Es bedarf zudem einer rechtlichen Klarstellung, welche sicherstellt, dass auch an Bundesstraßen in Bereich von Bushaltestellen gesicherte Querungen eingerichtet werden können. Die Einrichtung solcher Querungsstellen wird bislang regelmäßig mit dem Argument verweigert, dass diese für Fußgänger zu unsicher seien und eine falsche Sicherheit suggerierten. Es wird zudem immer noch die – inzwischen überholte – Annahme vertreten, dass an Zebrastreifen das Unfallvorkommen höher sei als an ungesicherten Querungen. Auch Lichtsignalanlagen werden mit Hinweis auf ein zu geringes Fußgängeraufkommen verweigert. Die Folge ist, dass blinden und sehbehinderten Menschen damit jegliche Möglichkeit genommen wird, eigenständig und sicher eine Straßenquerung vorzunehmen. Diese Missstände sind zu lösen.
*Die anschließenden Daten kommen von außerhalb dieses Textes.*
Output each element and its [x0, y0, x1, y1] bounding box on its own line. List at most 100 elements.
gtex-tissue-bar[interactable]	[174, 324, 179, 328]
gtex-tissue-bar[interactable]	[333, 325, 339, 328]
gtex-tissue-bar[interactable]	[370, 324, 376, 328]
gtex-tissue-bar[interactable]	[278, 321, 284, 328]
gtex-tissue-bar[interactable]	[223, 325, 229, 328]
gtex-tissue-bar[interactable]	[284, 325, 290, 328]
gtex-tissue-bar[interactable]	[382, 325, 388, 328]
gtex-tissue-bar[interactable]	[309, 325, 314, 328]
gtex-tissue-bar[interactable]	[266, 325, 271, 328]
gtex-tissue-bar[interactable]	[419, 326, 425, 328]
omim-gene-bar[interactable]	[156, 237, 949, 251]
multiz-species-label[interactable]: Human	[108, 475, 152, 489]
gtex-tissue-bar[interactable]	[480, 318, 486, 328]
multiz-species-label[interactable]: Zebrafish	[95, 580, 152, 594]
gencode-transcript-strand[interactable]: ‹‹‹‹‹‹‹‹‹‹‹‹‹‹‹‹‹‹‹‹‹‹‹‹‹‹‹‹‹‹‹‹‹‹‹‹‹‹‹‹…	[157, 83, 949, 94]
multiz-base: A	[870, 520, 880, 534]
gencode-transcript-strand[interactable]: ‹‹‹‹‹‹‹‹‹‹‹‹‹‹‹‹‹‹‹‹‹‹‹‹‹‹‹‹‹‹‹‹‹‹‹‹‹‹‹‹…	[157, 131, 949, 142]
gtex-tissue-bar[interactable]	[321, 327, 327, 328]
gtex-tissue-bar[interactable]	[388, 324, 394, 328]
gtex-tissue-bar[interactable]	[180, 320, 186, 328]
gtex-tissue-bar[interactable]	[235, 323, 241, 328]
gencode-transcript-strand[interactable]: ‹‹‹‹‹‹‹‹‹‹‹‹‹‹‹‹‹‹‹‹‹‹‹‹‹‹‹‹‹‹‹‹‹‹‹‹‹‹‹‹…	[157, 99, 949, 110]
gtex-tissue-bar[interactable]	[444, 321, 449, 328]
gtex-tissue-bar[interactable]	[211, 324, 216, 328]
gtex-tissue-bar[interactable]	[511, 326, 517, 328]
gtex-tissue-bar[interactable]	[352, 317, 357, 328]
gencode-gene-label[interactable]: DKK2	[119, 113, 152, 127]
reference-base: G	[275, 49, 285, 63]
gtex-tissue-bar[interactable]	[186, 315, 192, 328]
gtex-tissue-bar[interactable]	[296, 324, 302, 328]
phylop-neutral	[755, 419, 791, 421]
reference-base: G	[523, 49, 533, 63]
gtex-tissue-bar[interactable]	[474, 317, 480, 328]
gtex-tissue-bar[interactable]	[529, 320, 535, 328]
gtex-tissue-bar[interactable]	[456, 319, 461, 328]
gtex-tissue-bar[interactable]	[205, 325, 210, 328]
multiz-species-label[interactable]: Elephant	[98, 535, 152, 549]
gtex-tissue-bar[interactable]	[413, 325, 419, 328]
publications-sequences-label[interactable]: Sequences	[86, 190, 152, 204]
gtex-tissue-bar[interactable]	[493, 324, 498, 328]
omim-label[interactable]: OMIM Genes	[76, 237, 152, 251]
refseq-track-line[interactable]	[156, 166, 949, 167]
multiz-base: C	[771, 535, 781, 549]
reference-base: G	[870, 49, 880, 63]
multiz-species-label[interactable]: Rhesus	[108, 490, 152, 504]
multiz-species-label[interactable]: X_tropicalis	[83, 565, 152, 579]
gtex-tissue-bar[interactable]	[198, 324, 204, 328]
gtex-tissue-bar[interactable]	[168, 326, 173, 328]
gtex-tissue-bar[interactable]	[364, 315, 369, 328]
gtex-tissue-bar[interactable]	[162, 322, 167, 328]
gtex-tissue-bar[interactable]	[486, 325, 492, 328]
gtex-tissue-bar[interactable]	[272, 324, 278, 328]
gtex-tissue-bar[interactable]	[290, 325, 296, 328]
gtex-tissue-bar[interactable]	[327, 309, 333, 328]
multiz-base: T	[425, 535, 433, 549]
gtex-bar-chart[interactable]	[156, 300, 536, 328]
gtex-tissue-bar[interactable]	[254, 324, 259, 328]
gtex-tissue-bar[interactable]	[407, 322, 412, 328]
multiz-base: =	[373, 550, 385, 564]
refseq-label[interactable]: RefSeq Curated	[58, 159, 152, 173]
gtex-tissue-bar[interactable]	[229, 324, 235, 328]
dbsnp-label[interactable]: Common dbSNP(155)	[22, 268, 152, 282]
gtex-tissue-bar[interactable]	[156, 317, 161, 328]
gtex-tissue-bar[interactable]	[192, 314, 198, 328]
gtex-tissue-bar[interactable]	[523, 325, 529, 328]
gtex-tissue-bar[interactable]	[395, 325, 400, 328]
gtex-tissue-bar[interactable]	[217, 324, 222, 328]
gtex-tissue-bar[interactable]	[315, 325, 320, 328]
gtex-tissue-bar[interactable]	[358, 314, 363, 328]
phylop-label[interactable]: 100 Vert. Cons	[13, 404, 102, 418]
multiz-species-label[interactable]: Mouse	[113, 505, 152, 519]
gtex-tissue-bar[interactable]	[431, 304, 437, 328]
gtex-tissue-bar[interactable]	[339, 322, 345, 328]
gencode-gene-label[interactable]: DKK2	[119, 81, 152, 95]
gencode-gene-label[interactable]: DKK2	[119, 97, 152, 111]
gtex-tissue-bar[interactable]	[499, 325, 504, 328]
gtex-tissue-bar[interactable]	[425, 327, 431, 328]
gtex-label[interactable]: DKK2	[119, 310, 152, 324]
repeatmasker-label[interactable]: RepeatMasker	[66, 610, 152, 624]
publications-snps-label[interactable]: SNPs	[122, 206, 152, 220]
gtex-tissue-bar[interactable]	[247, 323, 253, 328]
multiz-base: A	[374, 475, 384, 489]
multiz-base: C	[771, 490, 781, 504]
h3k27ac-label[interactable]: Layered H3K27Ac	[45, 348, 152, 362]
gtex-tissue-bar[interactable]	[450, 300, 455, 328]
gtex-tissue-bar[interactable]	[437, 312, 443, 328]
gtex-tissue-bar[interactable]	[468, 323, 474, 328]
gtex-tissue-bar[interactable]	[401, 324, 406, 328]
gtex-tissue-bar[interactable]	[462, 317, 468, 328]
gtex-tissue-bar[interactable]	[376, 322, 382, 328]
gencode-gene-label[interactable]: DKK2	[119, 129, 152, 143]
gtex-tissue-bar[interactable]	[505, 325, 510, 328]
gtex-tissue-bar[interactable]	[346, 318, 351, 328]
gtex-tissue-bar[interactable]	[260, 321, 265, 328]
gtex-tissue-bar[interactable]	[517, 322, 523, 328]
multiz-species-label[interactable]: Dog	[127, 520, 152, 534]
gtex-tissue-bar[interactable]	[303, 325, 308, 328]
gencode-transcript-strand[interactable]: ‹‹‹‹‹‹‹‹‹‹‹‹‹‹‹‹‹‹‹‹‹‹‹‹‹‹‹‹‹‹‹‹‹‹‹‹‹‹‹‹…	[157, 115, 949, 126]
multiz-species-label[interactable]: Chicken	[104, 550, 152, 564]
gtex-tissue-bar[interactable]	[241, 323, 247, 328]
Letztlich ist es erforderlich, dass bei Straßenbahnen, die eine Haltestelle in Mittellage haben, das Einrichten von FGÜs oder Lichtsignalanlagen mit Zusatzeinrichtungen für blinde und sehbehinderte Personen erleichtert und ermöglicht wird.


Nur so kann eine selbständige und sichere Mobilität erreicht werden.


Zu Artikel 3


Bereits in den obigen Ausführungen zu § 12 StVO ist auf die bisher ungenügenden Regelungen zum Parkverbot an Kreuzungen und an sowie auf Bodenindikatoren hingewiesen worden. In der Folge sind auch die Bußgelder für die Missachtung dieser Vorgaben aus Sicht des DBSV zu erhöhen. Unterstützt wird diese Forderung auch durch die Forderung der VMK, die heute niedrigen Bußgelder für das gefährdende und behindernde Parken an Straßenkreuzungen zu erhöhen.


Zur EKFV


Der vorgelegte Referentenentwurf enthält eine für den DBSV nicht hinnehmbare Leerstelle: Es ist aus Sicht des DBSV dringend angezeigt, dass die mit der StVO verknüpfte Elektrokleinstfahrzeugeverordnung (EKFV) so rechtssicher weiterentwickelt wird, dass gewerblich genutzte E-Roller nicht mehr wild auf dem Gehweg abgestellt und dort zur Vermietung angeboten werden dürfen. Vielmehr sind hier gesonderte feste Abstellflächen außerhalb des Gehweges einzurichten und entsprechende Straßenverkehrsrechtliche Halte-, Abstell- und Parkregelungen zu schaffen.